The information processing apparatus 1 of the present embodiment described above includes, for example, a CPU 901, a memory 902, a storage 903, a communication device 904, an input device 905, and an output device 906, as shown in FIG. It can be realized using a general-purpose computer system. Memory 902 and storage 903 are storage devices. In the computer system, each function of the information processing apparatus 1 is realized by executing a predetermined program loaded on the memory 902 by the CPU 901 .

The information processing device 1 may be implemented by one computer. The information processing device 1 may be implemented by a plurality of computers. The information processing device 1 may be a virtual machine implemented in a computer. Programs for the information processing device 1 can be stored in computer-readable recording media such as HDDs, SSDs, USB memories, CDs, and DVDs. The program for information processing device 1 can also be distributed via a communication network.

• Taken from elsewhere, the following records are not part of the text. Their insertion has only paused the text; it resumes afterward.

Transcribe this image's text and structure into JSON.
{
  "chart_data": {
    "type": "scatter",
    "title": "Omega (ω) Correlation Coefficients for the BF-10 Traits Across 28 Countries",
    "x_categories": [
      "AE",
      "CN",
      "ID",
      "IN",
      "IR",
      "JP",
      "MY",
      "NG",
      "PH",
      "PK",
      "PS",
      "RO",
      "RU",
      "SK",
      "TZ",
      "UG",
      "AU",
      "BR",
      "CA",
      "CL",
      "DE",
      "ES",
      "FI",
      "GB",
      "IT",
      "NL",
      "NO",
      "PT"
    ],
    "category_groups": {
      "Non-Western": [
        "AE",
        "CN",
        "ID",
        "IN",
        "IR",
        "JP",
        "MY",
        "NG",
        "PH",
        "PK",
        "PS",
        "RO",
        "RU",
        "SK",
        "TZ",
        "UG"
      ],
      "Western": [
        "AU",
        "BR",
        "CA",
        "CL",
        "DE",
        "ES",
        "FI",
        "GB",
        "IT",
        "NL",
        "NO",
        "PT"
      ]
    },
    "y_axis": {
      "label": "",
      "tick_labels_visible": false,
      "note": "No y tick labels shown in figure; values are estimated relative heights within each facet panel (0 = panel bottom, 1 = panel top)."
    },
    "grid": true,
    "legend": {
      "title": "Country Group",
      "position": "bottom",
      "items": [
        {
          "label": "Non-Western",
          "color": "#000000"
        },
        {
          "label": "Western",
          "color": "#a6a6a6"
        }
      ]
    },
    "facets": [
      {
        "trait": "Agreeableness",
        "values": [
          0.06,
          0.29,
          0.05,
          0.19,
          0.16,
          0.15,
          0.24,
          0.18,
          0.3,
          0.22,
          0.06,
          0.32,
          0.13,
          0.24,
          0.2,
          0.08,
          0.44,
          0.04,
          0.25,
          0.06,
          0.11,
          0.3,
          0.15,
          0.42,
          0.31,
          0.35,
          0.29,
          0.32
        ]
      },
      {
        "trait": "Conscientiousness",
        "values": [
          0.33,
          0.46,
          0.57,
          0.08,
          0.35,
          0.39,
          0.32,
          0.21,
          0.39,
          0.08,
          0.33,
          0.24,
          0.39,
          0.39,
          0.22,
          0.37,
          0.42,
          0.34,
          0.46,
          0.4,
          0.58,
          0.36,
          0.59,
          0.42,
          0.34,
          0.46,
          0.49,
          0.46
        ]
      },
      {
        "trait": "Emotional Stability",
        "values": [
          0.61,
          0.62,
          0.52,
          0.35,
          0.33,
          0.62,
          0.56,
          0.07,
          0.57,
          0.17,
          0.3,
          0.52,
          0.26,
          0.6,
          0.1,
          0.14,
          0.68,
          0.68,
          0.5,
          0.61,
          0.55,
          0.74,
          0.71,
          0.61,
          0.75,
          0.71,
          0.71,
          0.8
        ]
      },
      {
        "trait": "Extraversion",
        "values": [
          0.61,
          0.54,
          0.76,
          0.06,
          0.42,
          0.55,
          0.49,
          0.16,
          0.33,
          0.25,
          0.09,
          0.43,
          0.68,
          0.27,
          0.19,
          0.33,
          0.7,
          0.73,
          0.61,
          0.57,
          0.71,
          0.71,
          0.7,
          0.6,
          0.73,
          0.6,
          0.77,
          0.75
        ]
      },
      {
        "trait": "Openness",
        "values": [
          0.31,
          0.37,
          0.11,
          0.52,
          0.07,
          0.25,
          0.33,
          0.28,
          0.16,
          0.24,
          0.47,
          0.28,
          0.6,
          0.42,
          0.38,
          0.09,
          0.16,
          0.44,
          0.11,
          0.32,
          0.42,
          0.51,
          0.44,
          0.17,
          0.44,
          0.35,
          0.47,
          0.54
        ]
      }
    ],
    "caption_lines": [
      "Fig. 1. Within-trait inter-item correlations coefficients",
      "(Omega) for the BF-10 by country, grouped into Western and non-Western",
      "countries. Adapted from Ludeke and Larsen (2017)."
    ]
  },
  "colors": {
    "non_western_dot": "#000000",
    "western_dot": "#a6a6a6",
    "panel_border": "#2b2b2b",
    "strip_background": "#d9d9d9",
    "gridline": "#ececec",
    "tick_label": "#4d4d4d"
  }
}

1: Information Processing Device 11: Input Unit 12: Conversion Unit 13: Search Unit 14: Output Unit 15: Storage Unit 16: Display Unit 901: CPU
902: Memory 903: Storage 904: Communication device 905: Input device 906: Output device

Claims

a conversion unit that converts the style of the content image with the style of the style image;
a searching unit that searches for values of various parameters for style conversion that minimize the difference between the feature amount of the predetermined range of the content image after style conversion and the feature amount of the predetermined range of the style image;
Information processing device.
The search unit is
A search is made for values of various parameters for style conversion that minimize the difference between the feature amount obtained by encoding the predetermined range of the content image after style conversion with VGG19 and the feature amount obtained by encoding the predetermined range of the style image with VGG19. The information processing apparatus according to claim 1.
The predetermined range of the content image is
3. The information processing apparatus according to claim 1, wherein the range is randomly selected from the content image.
In the information processing method performed by the information processing device,
transforming the style of the content image with the style of the style image;
a step of searching for values of various parameters for style conversion that minimize the difference between the feature amount of the predetermined range of the content image after style conversion and the feature amount of the predetermined range of the style image;
Information processing method that performs
An information processing program that causes a computer to function as the information processing apparatus according to any one of claims 1 to 3.